Seventeen-year-old Thunberg, who became the face of the global climate protests after she began striking from school on her own, tweeted of the move: “A good start, who will take this further?”

A senior climate campaigner for Greenpeace UK, Mel Evans, said it was a “watershed moment” and that the Guardian “must be applauded for this bold move to end the legitimacy of fossil fuels”.

The Guardian believes it is the first major media group in the world to ditch fossil fuel advertising.

Daily Swedish newspaper Dagens ETC ditched such ads last year, with its editor dubbing the decision “crucial for our credibility”.

In the UK, staff at Immediate Media publicly called for the magazine company to stop carrying advertising from oil and gas companies last year but Press Gazette understands no such policy has yet been implemented.

The Immediate Climate Action Group, made up of staff at the Radio Times, Top Gear and BBC Good Food magazine publisher, today tweeted that the Guardian’s decision was “fantastic news”.

“If the Guardian can do it, so can the rest of the media,” the group said.

Bateson and Nicklin acknowledged that some readers would want them to also abandon adverts for any product with a “significant” carbon footprint, such as cars or holidays.

But they said: “Stopping those ads would be a severe financial blow, and might force us to make significant cuts to Guardian and Observer journalism around the world.”

The pair went on to acknowledge that the Guardian’s funding model, which has a growing number of donations from supporters and which last year reported 40 per cent of its revenues from advertising, would “remain precarious over the next few years”.

Publisher Guardian News and Media claimed it broke even at the end of a three-year strategy to turn its finances around in 2018/19. Its owner Guardian Media Group made a pre-tax profit of £31m, up from a pre-tax loss of £25m the year before.

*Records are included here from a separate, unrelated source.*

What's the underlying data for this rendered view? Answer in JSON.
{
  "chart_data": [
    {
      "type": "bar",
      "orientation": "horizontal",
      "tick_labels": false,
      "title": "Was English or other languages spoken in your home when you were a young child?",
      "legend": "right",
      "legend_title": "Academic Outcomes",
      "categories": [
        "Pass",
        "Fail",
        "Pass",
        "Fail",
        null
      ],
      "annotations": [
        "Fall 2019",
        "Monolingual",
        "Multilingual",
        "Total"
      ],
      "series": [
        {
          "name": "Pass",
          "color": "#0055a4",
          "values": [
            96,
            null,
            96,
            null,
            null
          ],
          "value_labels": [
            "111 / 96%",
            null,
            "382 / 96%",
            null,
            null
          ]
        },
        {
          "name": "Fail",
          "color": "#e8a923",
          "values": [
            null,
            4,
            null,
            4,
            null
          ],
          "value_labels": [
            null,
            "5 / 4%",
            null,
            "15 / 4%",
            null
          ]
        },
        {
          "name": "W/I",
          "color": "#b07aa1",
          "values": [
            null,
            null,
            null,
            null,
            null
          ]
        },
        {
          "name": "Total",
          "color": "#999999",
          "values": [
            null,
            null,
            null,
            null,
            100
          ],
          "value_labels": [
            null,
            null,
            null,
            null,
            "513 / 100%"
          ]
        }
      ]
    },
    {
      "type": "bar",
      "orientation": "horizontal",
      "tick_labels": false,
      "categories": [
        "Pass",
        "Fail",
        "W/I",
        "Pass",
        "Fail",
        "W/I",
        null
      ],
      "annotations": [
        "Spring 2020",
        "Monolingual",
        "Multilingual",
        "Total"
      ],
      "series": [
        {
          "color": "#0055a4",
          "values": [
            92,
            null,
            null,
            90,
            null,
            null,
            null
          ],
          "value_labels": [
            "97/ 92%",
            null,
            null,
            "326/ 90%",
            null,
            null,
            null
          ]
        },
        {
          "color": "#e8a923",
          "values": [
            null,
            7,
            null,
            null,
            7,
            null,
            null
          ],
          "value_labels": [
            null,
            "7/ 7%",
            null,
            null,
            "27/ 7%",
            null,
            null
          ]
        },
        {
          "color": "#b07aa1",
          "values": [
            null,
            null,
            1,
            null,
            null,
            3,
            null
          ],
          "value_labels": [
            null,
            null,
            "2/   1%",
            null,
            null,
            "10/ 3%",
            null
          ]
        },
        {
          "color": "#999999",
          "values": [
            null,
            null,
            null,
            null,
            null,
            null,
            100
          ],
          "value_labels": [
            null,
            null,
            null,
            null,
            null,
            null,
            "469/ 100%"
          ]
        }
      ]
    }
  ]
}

The group is now targeting 2m paid supporters by 2022 and financial sustainability in its new three-year strategy.

Bateson and Nicklin said: “We have made huge efforts to rebalance the Guardian’s finances over the past four years, and thanks to the generosity and support of readers – and advertisers – we have begun to restore the Guardian to a healthier financial state.

“The truth is that we will continue to rely on both types of support for many years to come as high quality media continues to be battered on many sides, both financially and politically, around the world.”

Guardian Media Group’s £1bn Scott Trust endowment fund pulled out of all fossil fuel-related investments five years ago, meaning they now represent less than one per cent of its total funds.